Thomas is a dynamic athlete and has more straight-line speed than Hall, posting a sub-4.4 40-yard dash, but Hall was a plus athlete at the position in his own right despite never considered to have truly top-end speed.

Like Hall, Thomas’s hips and quick feet allow for sudden change of direction and he has a more explosive plant and burst that helps him cover the entirety of the route tree, whether closing on a receiver in front of him, trailing a cross pattern or going stride-for-stride with a speedy receiver on a go-route.

Both used their respective athleticism to their advantage on special teams with a return touchdown while donning the Maize and Blue —Hall’s a 76-yard punt return at Indiana in 2004 and Thomas’s a 99-yard kickoff return against Notre Dame in 2018.

It is likely that Hall would have excelled if he was placed in Brown’s man-coverage heavy defense, where technique is paramount. Hall was truly a master of the cornerback craft with strong instincts as he became, arguably, the greatest technician at cornerback in school history. He always seemed to be in the right position and within arms’ reach of batting down any ball.

Thomas began to round into form in the latter stages of his sophomore season in this regard, and made major strides in technique and harnessing his speed as a junior. Still, there is more room for growth heading into his senior season in order to reach Hall’s level of expertise in this aspect.

Hall was an elite playmaker with top-end ball skills, intercepting 12 passes and ranking second in program history in both career (43) and single-season pass breakups (18).

Thomas displayed the same type of game-breaking ability as a junior with a team-high three interceptions, but hasn't been around the ball as consistently as Hall was throughout his career (though the game is more spread out now, with fewer PBU opportunities we must acknowledge).

Thomas has also made strides in the leadership department, and is expected to be a tone-setter for U-M in the locker room headed into its 2020 campaign.

Production-wise, Hall was a three-and-a-half year starter and one of the most prolific cornerbacks in Michigan history from a statistical standpoint. As a junior, he recorded 61 stops, including three behind the line of scrimmage and two sacks, broke up nine passes, logged four interceptions, forced one fumble and returned a fumble 83 yards for a touchdown en route to second-team all-conference honors. He finished his collegiate career with 134 tackles, 6.5 tackles for loss, three sacks, 12 interceptions and the 43 passes defended, and was named first-team All-Big Ten and a consensus All American as a senior.
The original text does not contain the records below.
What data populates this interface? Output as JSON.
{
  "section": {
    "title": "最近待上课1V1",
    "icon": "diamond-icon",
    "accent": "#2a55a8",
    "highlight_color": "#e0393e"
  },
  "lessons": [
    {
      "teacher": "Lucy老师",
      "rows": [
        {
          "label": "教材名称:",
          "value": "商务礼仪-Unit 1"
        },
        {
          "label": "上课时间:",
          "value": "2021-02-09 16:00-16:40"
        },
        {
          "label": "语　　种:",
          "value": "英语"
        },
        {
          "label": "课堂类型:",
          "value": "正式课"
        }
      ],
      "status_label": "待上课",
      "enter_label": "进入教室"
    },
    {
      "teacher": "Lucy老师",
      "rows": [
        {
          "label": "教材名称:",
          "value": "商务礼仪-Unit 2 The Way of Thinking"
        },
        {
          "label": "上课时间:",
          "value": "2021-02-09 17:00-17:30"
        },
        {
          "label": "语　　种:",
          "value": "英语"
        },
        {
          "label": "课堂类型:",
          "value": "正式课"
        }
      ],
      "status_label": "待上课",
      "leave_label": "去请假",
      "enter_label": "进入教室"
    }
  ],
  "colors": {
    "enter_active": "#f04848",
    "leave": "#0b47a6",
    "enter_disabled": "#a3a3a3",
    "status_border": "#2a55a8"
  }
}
He was also a finalist for the Jim Thorpe Award given to college football’s best defensive back and the Bronko Nagurski Award for best defensive player in 2006.

After spending his first two seasons biding his time behind other talented Wolverine cornerbacks, Thomas is unlikely to come close to many of Hall’s career totals despite a strong junior year in which he earned third-team all-conference regards with 38 tackles, including 3.5 tackles for loss, three interceptions, seven passes defended and two fumble recoveries.

Up to this point in his career, Thomas has amassed 54 tackles, 3.5 tackles for loss, four picks, nine pass breakups, five fumble recoveries and one forced fumble.

Michael Spath’s Take: I actually like this comparison, but I also think Thomas has a game similar to Donovan Warren (elite natural talent) and Morgan Trent (elite speed that he used to his advantage). Warren flamed out due to injuries and left Michigan after three seasons to get away from Rich Rodriguez, while Trent was a reluctant tackler. Thomas could be better than both before his senior season concludes.

I felt by midseason, and certainly by November, Thomas was a better coverman than veteran teammate Lavert Hill, and while he will never get the chances in 2020 to put up big numbers, Thomas should compete for All-American honors, joining the likes of Jourdan Lewis and David Long as one of Michigan’s best coverage defenders in the last decade of football.